Uma eleição na esquina. E um presidente sem partido

Debate

Uma eleição na esquina. E um presidente sem partido
Foto: Ricardo Moraes/Reuters

Marta Mendes da Rocha


10 de novembro de 2020

A ausência de uma estrutura partidária pode privar Bolsonaro do principal recurso para influenciar candidaturas locais. E não parece seguro apostar que o centrão será capaz e/ou estará disposto a impulsionar candidaturas alinhadas a ele

Um dos aspectos mais discutidos a respeito das eleições municipais do dia 15 de novembro é em que medida o que acontece em Brasília e na política nacional influenciará os rumos do pleito. Mesmo que a escolha dos representantes locais se dê em uma ocasião diferente das eleições estaduais e nacionais, é razoável esperar que as primeiras, de alguma forma, funcionem como uma espécie de recall para o presidente em exercício e como um ensaio para as eleições seguintes.

Uma das expectativas é a de que um presidente com boa aprovação popular faça uso de seu capital político emprestando seu prestígio a candidatos a prefeito de seu partido e de partidos aliados. Seria uma forma de preparar terreno para as próximas eleições nacionais. Não só os presidentes se valem dessa estratégia, como também os legisladores nacionais e estaduais depositam tempo e energia nas eleições locais como forma de fomentar a candidatura de aliados no plano municipal.

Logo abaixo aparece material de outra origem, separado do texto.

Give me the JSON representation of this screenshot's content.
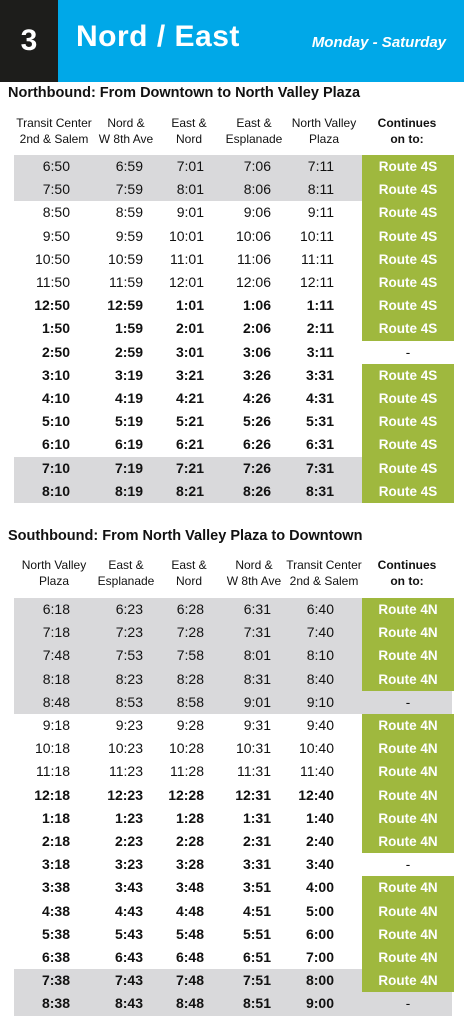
{
  "header": {
    "route_number": "3",
    "title": "Nord / East",
    "days": "Monday - Saturday"
  },
  "colors": {
    "header_blue": "#00a8e8",
    "route_box": "#1d1d1b",
    "continues_green": "#9fb83e",
    "band_gray": "#d9d9db"
  },
  "northbound": {
    "title": "Northbound: From Downtown to North Valley Plaza",
    "columns": [
      {
        "line1": "Transit Center",
        "line2": "2nd & Salem"
      },
      {
        "line1": "Nord &",
        "line2": "W 8th Ave"
      },
      {
        "line1": "East &",
        "line2": "Nord"
      },
      {
        "line1": "East &",
        "line2": "Esplanade"
      },
      {
        "line1": "North Valley",
        "line2": "Plaza"
      },
      {
        "line1": "Continues",
        "line2": "on to:"
      }
    ],
    "rows": [
      {
        "times": [
          "6:50",
          "6:59",
          "7:01",
          "7:06",
          "7:11"
        ],
        "continues": "Route 4S",
        "pm": false
      },
      {
        "times": [
          "7:50",
          "7:59",
          "8:01",
          "8:06",
          "8:11"
        ],
        "continues": "Route 4S",
        "pm": false
      },
      {
        "times": [
          "8:50",
          "8:59",
          "9:01",
          "9:06",
          "9:11"
        ],
        "continues": "Route 4S",
        "pm": false
      },
      {
        "times": [
          "9:50",
          "9:59",
          "10:01",
          "10:06",
          "10:11"
        ],
        "continues": "Route 4S",
        "pm": false
      },
      {
        "times": [
          "10:50",
          "10:59",
          "11:01",
          "11:06",
          "11:11"
        ],
        "continues": "Route 4S",
        "pm": false
      },
      {
        "times": [
          "11:50",
          "11:59",
          "12:01",
          "12:06",
          "12:11"
        ],
        "continues": "Route 4S",
        "pm": false
      },
      {
        "times": [
          "12:50",
          "12:59",
          "1:01",
          "1:06",
          "1:11"
        ],
        "continues": "Route 4S",
        "pm": true
      },
      {
        "times": [
          "1:50",
          "1:59",
          "2:01",
          "2:06",
          "2:11"
        ],
        "continues": "Route 4S",
        "pm": true
      },
      {
        "times": [
          "2:50",
          "2:59",
          "3:01",
          "3:06",
          "3:11"
        ],
        "continues": "-",
        "pm": true
      },
      {
        "times": [
          "3:10",
          "3:19",
          "3:21",
          "3:26",
          "3:31"
        ],
        "continues": "Route 4S",
        "pm": true
      },
      {
        "times": [
          "4:10",
          "4:19",
          "4:21",
          "4:26",
          "4:31"
        ],
        "continues": "Route 4S",
        "pm": true
      },
      {
        "times": [
          "5:10",
          "5:19",
          "5:21",
          "5:26",
          "5:31"
        ],
        "continues": "Route 4S",
        "pm": true
      },
      {
        "times": [
          "6:10",
          "6:19",
          "6:21",
          "6:26",
          "6:31"
        ],
        "continues": "Route 4S",
        "pm": true
      },
      {
        "times": [
          "7:10",
          "7:19",
          "7:21",
          "7:26",
          "7:31"
        ],
        "continues": "Route 4S",
        "pm": true
      },
      {
        "times": [
          "8:10",
          "8:19",
          "8:21",
          "8:26",
          "8:31"
        ],
        "continues": "Route 4S",
        "pm": true
      }
    ]
  },
  "southbound": {
    "title": "Southbound:  From North Valley Plaza to Downtown",
    "columns": [
      {
        "line1": "North Valley",
        "line2": "Plaza"
      },
      {
        "line1": "East &",
        "line2": "Esplanade"
      },
      {
        "line1": "East &",
        "line2": "Nord"
      },
      {
        "line1": "Nord &",
        "line2": "W 8th Ave"
      },
      {
        "line1": "Transit Center",
        "line2": "2nd & Salem"
      },
      {
        "line1": "Continues",
        "line2": "on to:"
      }
    ],
    "rows": [
      {
        "times": [
          "6:18",
          "6:23",
          "6:28",
          "6:31",
          "6:40"
        ],
        "continues": "Route 4N",
        "pm": false
      },
      {
        "times": [
          "7:18",
          "7:23",
          "7:28",
          "7:31",
          "7:40"
        ],
        "continues": "Route 4N",
        "pm": false
      },
      {
        "times": [
          "7:48",
          "7:53",
          "7:58",
          "8:01",
          "8:10"
        ],
        "continues": "Route 4N",
        "pm": false
      },
      {
        "times": [
          "8:18",
          "8:23",
          "8:28",
          "8:31",
          "8:40"
        ],
        "continues": "Route 4N",
        "pm": false
      },
      {
        "times": [
          "8:48",
          "8:53",
          "8:58",
          "9:01",
          "9:10"
        ],
        "continues": "-",
        "pm": false
      },
      {
        "times": [
          "9:18",
          "9:23",
          "9:28",
          "9:31",
          "9:40"
        ],
        "continues": "Route 4N",
        "pm": false
      },
      {
        "times": [
          "10:18",
          "10:23",
          "10:28",
          "10:31",
          "10:40"
        ],
        "continues": "Route 4N",
        "pm": false
      },
      {
        "times": [
          "11:18",
          "11:23",
          "11:28",
          "11:31",
          "11:40"
        ],
        "continues": "Route 4N",
        "pm": false
      },
      {
        "times": [
          "12:18",
          "12:23",
          "12:28",
          "12:31",
          "12:40"
        ],
        "continues": "Route 4N",
        "pm": true
      },
      {
        "times": [
          "1:18",
          "1:23",
          "1:28",
          "1:31",
          "1:40"
        ],
        "continues": "Route 4N",
        "pm": true
      },
      {
        "times": [
          "2:18",
          "2:23",
          "2:28",
          "2:31",
          "2:40"
        ],
        "continues": "Route 4N",
        "pm": true
      },
      {
        "times": [
          "3:18",
          "3:23",
          "3:28",
          "3:31",
          "3:40"
        ],
        "continues": "-",
        "pm": true
      },
      {
        "times": [
          "3:38",
          "3:43",
          "3:48",
          "3:51",
          "4:00"
        ],
        "continues": "Route 4N",
        "pm": true
      },
      {
        "times": [
          "4:38",
          "4:43",
          "4:48",
          "4:51",
          "5:00"
        ],
        "continues": "Route 4N",
        "pm": true
      },
      {
        "times": [
          "5:38",
          "5:43",
          "5:48",
          "5:51",
          "6:00"
        ],
        "continues": "Route 4N",
        "pm": true
      },
      {
        "times": [
          "6:38",
          "6:43",
          "6:48",
          "6:51",
          "7:00"
        ],
        "continues": "Route 4N",
        "pm": true
      },
      {
        "times": [
          "7:38",
          "7:43",
          "7:48",
          "7:51",
          "8:00"
        ],
        "continues": "Route 4N",
        "pm": true
      },
      {
        "times": [
          "8:38",
          "8:43",
          "8:48",
          "8:51",
          "9:00"
        ],
        "continues": "-",
        "pm": true
      }
    ]
  }
}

Isso decorre, entre outras coisas, da importância dos prefeitos como principais lideranças locais e do papel que desempenham como cabos eleitorais para candidatos ao Executivo e ao Legislativo em outros níveis.

Mas há alguma controvérsia sobre a real influência que o presidente e os governadores podem exercer nos rumos das eleições municipais. Por um lado, uma longa tradição de estudos enfatiza o governismo entre as elites locais, designando com isso a tendência dos prefeitos a aderirem aos governos de plantão como forma de assegurar o fluxo de recursos para suas localidades e o acesso às agências burocráticas do estado. Essa tendência teria como resultado colocar os atuais ocupantes de cargos no Executivo em posição de vantagem em relação aos desafiantes. Do outro, há evidências de que a popularidade do presidente não seja decisiva para formatar as preferências dos eleitores nos municípios e de que a vitória local do partido não produza efeitos significativos sobre o desempenho dos candidatos à presidência. Se é assim, faz sentido para o presidente se envolver de corpo e alma nas eleições municipais?

Diante das primeiras eleições locais desde que tomou posse em janeiro de 2019, a postura do presidente Jair Bolsonaro tem sido ambígua. Em princípio, declarou que não pretendia se engajar no pleito . Mas, em um segundo momento, tomou posição a favor de candidatos em cinco capitais brasileiras — São Paulo, Rio de Janeiro, Manaus, Fortaleza e Belo Horizonte. A questão que se coloca é: como um presidente sem partido e sem uma coalizão formal de governo poderá articular alianças e apoios nas eleições municipais?

A despeito do fraco enraizamento social da maioria dos partidos brasileiros, eles continuam a desempenhar um papel central no processo eleitoral. O Brasil é um dos poucos países da América Latina em que os partidos permanecem detendo o monopólio da representação política na região, apenas Argentina, Brasil, Costa Rica, Nicarágua e Uruguai não permitem candidaturas independentes ou avulsas. E mesmo que os partidos tradicionais pareçam enfrentar uma crise sem precedentes na recente experiência democrática brasileira, cabe a eles recrutar candidatos e definir estratégias de alianças, além de distribuir os recursos do fundo partidário e o tempo de propaganda no rádio e na televisão. Há evidências de que os partidos são capazes de organizar seus esforços eleitorais em diferentes eleições e em diferentes níveis , o que explicaria a correlação no desempenho eleitoral dos partidos nos pleitos municipais, estaduais e nacionais.